Below is my function where I calculate the sizes, I limit the threads for my parallel compute shader via limitThreads right now. Thanks.

func calculateThreadGroups(_ state: MTLComputePipelineState, _ encoder: MTLComputeCommandEncoder,_ width: Int,_ height: Int, store: Bool = false, limitThreads: Bool = false)
{
let w = limitThreads ? 1 : state.threadExecutionWidth
let h = limitThreads ? 1 : state.maxTotalThreadsPerThreadgroup / w
let threadsPerThreadgroup = MTLSizeMake(w, h, 1)

    let threadsPerGrid = MTLSize(width: width, height: height, depth: 1)
    
    encoder.dispatchThreads(threadsPerGrid, threadsPerThreadgroup: threadsPerThreadgroup)

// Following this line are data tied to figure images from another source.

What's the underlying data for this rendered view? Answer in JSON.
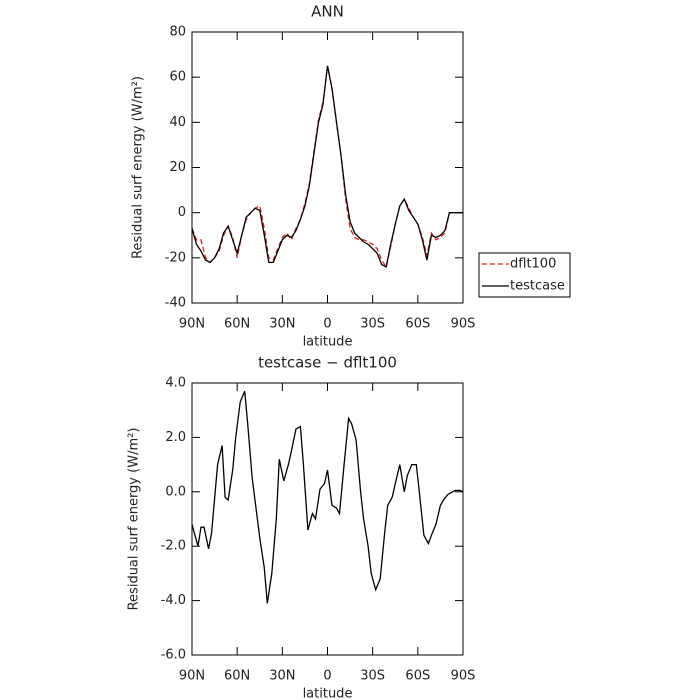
{
  "chart_data": [
    {
      "type": "line",
      "title": "ANN",
      "xlabel": "latitude",
      "ylabel": "Residual surf energy (W/m²)",
      "x": [
        90,
        87,
        84,
        81,
        78,
        75,
        72,
        69,
        66,
        63,
        60,
        57,
        54,
        51,
        48,
        45,
        42,
        39,
        36,
        33,
        30,
        27,
        24,
        21,
        18,
        15,
        12,
        9,
        6,
        3,
        0,
        -3,
        -6,
        -9,
        -12,
        -15,
        -18,
        -21,
        -24,
        -27,
        -30,
        -33,
        -36,
        -39,
        -42,
        -45,
        -48,
        -51,
        -54,
        -57,
        -60,
        -63,
        -66,
        -69,
        -72,
        -75,
        -78,
        -81,
        -84,
        -87,
        -90
      ],
      "series": [
        {
          "name": "dflt100",
          "color": "#e0201b",
          "dash": true,
          "values": [
            -7,
            -12,
            -12,
            -20,
            -22,
            -20,
            -17,
            -10,
            -6,
            -11,
            -20,
            -10,
            -3,
            0,
            2,
            3,
            -7,
            -20,
            -21,
            -16,
            -11,
            -9,
            -12,
            -7,
            -3,
            4,
            13,
            27,
            41,
            49,
            65,
            55,
            40,
            25,
            6,
            -7,
            -11,
            -12,
            -12,
            -13,
            -14,
            -16,
            -21,
            -24,
            -15,
            -5,
            3,
            6,
            2,
            -2,
            -5,
            -11,
            -19,
            -9,
            -12,
            -11,
            -9,
            0,
            0,
            0,
            0
          ]
        },
        {
          "name": "testcase",
          "color": "#000000",
          "dash": false,
          "values": [
            -7,
            -14,
            -17,
            -21,
            -22,
            -20,
            -16,
            -9,
            -6,
            -12,
            -18,
            -10,
            -2,
            0,
            2,
            1,
            -10,
            -22,
            -22,
            -17,
            -12,
            -10,
            -11,
            -8,
            -3,
            3,
            12,
            26,
            40,
            48,
            65,
            55,
            40,
            25,
            8,
            -4,
            -9,
            -11,
            -13,
            -14,
            -16,
            -18,
            -23,
            -24,
            -14,
            -5,
            3,
            6,
            1,
            -2,
            -5,
            -12,
            -21,
            -10,
            -11,
            -10,
            -8,
            0,
            0,
            0,
            0
          ]
        }
      ],
      "xlim": [
        90,
        -90
      ],
      "ylim": [
        -40,
        80
      ],
      "xticks": [
        {
          "value": 90,
          "label": "90N"
        },
        {
          "value": 60,
          "label": "60N"
        },
        {
          "value": 30,
          "label": "30N"
        },
        0,
        {
          "value": -30,
          "label": "30S"
        },
        {
          "value": -60,
          "label": "60S"
        },
        {
          "value": -90,
          "label": "90S"
        }
      ],
      "yticks": [
        -40,
        -20,
        0,
        20,
        40,
        60,
        80
      ],
      "legend": "right"
    },
    {
      "type": "line",
      "title": "testcase − dflt100",
      "xlabel": "latitude",
      "ylabel": "Residual surf energy (W/m²)",
      "x": [
        90,
        88,
        86,
        84,
        82,
        79,
        77,
        73,
        70,
        68,
        66,
        63,
        61,
        58,
        55,
        53,
        50,
        47,
        45,
        42,
        40,
        37,
        34,
        32,
        29,
        26,
        24,
        21,
        18,
        16,
        13,
        10,
        8,
        5,
        2,
        0,
        -3,
        -6,
        -8,
        -11,
        -14,
        -16,
        -19,
        -22,
        -24,
        -27,
        -29,
        -32,
        -35,
        -38,
        -40,
        -43,
        -45,
        -48,
        -51,
        -53,
        -56,
        -59,
        -61,
        -64,
        -67,
        -69,
        -72,
        -75,
        -77,
        -80,
        -83,
        -85,
        -88,
        -90
      ],
      "values": [
        -1.2,
        -1.6,
        -2.0,
        -1.3,
        -1.3,
        -2.1,
        -1.5,
        1.0,
        1.7,
        -0.2,
        -0.3,
        0.8,
        2.0,
        3.3,
        3.7,
        2.5,
        0.5,
        -0.8,
        -1.7,
        -2.8,
        -4.1,
        -3.0,
        -1.0,
        1.2,
        0.4,
        1.0,
        1.5,
        2.3,
        2.4,
        1.0,
        -1.4,
        -0.8,
        -1.0,
        0.1,
        0.3,
        0.8,
        -0.5,
        -0.6,
        -0.8,
        1.0,
        2.7,
        2.5,
        1.9,
        0.0,
        -1.0,
        -2.0,
        -3.0,
        -3.6,
        -3.2,
        -1.5,
        -0.5,
        -0.2,
        0.3,
        1.0,
        0.0,
        0.6,
        1.0,
        1.0,
        0.0,
        -1.6,
        -1.9,
        -1.6,
        -1.2,
        -0.5,
        -0.3,
        -0.1,
        0.0,
        0.05,
        0.05,
        0.0
      ],
      "color": "#000000",
      "xlim": [
        90,
        -90
      ],
      "ylim": [
        -6,
        4
      ],
      "xticks": [
        {
          "value": 90,
          "label": "90N"
        },
        {
          "value": 60,
          "label": "60N"
        },
        {
          "value": 30,
          "label": "30N"
        },
        0,
        {
          "value": -30,
          "label": "30S"
        },
        {
          "value": -60,
          "label": "60S"
        },
        {
          "value": -90,
          "label": "90S"
        }
      ],
      "yticks": [
        {
          "value": -6,
          "label": "-6.0"
        },
        {
          "value": -4,
          "label": "-4.0"
        },
        {
          "value": -2,
          "label": "-2.0"
        },
        {
          "value": 0,
          "label": "0.0"
        },
        {
          "value": 2,
          "label": "2.0"
        },
        {
          "value": 4,
          "label": "4.0"
        }
      ]
    }
  ]
}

    let threadgroupsPerGrid = MTLSize(width: (width + w - 1) / w, height: (height + h - 1) / h, depth: 1)
            
    encoder.dispatchThreadgroups(threadgroupsPerGrid, threadsPerThreadgroup: threadsPerThreadgroup)
    
}

markusm · May 3, 2019, 2:18am

The signature is

    kernel void diskBuilder(constant DISK_BUILDER_DATA *diskBuilderData [[ buffer(1) ]],
                                    device float *out [[ buffer(0) ]],
                                            uint2 id [[ thread_position_in_grid ]],
                                            uint tid [[ thread_index_in_threadgroup ]],
                                            uint2 bid [[ threadgroup_position_in_grid ]],
                                            uint2 blockDim [[ threads_per_threadgroup ]])

    {

mhorga · May 3, 2019, 2:39am

A few remarks:

why are you dispatching twice?
do you call endEncoding() anywhere?
try with a 2D uint2 tid [[ thread_index_in_threadgroup ]] as well, see what happens.

markusm · May 3, 2019, 3:07am

why are you dispatching twice?

I thought I had to call dispatchThreads to set the threads per grid, is that not needed when I call dispatchThreadgroups ?

try with a 2D uint2 tid [[ thread_index_in_threadgroup ]] as well, see what happens.

program_source:147:54: error: type ‘uint2’ (vector of 2 ‘unsigned int’ values) is not valid for attribute ‘thread_index_in_threadgroup’

btw; a general question. My shaders are all procedural, i.e. I combine source code snippets which I adjust on runtime and than compile on the fly. Now, the disadvantage of doing that is that I don’t have metal syntax highlighting and using the “”" operator is also a pain because XCode adjusts the indention depth all the time.

I cannot put the snippets into .metal files as they get compiled and they are not complete shaders. Is there a different way todo this ?

Thanks again for all the help.

mhorga · May 3, 2019, 3:21am

If you dispatch twice, you do the work twice and only the last result is saved. I would keep only the first dispatch.

I do now know of a different way to do it. I am always putting GPU code in .metal files.

markusm · May 3, 2019, 3:25am

Ok, thanks. Will do that re dispatching (does not change the iPad error though). Will just keep the limiter in place right now.

mhorga · May 3, 2019, 3:37am

what’s the A chip generation in your iPad?

markusm · May 3, 2019, 3:41am

Its a new iPad Air so A12 Bionic, but when you search for the error message you find lots of comments from people who have the same error on iOS12 and think its a bug on Apples side.